Mey died of heart disease a few days after the printing of Eesti loots at the Tallinn Military Hospital, and he was buried at Rahumäe Cemetery in Tallinn.

==Works==
- 1924: (with Paul-Leopold Oengo, Gustav Johannes Juks, et al.) Eesti merikaartide kokkuseadmise ja väljatöötamise kord (The Procedure for Compiling and Developing Estonian Nautical Charts). Tallinn.

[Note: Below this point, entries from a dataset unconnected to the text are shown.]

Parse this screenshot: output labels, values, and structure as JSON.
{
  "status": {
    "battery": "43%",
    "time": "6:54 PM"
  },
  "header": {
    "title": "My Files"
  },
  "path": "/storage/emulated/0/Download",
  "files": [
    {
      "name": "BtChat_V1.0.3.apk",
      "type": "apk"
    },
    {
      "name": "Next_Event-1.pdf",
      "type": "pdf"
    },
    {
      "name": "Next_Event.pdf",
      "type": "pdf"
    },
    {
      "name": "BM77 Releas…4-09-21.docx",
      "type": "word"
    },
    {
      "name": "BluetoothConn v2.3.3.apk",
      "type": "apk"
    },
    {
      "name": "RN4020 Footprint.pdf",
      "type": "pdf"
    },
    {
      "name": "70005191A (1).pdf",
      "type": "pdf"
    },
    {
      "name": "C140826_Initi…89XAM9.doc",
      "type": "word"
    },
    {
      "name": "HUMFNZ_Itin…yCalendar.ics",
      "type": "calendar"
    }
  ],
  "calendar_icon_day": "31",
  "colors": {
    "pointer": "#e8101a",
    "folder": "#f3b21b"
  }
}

- 1924: Lühike ajaloolik ülevaade hüdrograafilisest meremõõtmisest Eestis ja mis sel alal Eesti Iseseisvuse ajal tehtud (A Brief Historical Overview of Hydrographic Marine Surveying in Estonia and What Was Done in This Area during Estonian Independence). Tallinn.
- 1925: Inglise-eesti meresõnastik: merekaartide ja lootsiraamatute juure (English–Estonian Nautical Dictionary: The Basics of Nautical Charts and Pilot Books). Tallinn.
- 1925: Eesti rannik ja meri. Eesti loodus (The Estonian Coast and Sea. Estonian Nature). Tallinn.
- 1926: Peipsi, Lämmi ja Pihkva järve ranniku ja vete topograafiline kirjeldus (Topographic Description of the Coast and Waters of Lake Peipus, Warm Lake, and Lake Pskov). Tallinn.
- 1927: Eesti loots. Meresõidu ja lootsiasjanduse käsiraamat. Hüdrograafiline kirjeldus Eesti rannikust ja merest (Estonian Pilot. Handbook of Seafaring and Pilotage. A Hydrographic Description of the Estonian Coast and Sea). Tallinn.

==Family==
Johan Mey married Marie (Mari, Marri) Oengo (1873–1941), and they had five children. Their son Peter Friedrich Eustachius Mey (later Peeter Mei, 1893–1941) was a senior lieutenant and artillery officer of the Technical Department of the Naval Staff, and he died at the Ivdellag gulag in Russia. Among their daughters, Kristine Mei (1895–1969) was a sculptor and book illustrator, Lydia Mei (1896–1965) was a watercolorist, and Natalie Mei (1900–1975) was a painter and graphic artist. Another daughter, Helene (Leena) Mei (1898–1926), died of tuberculosis at a young age.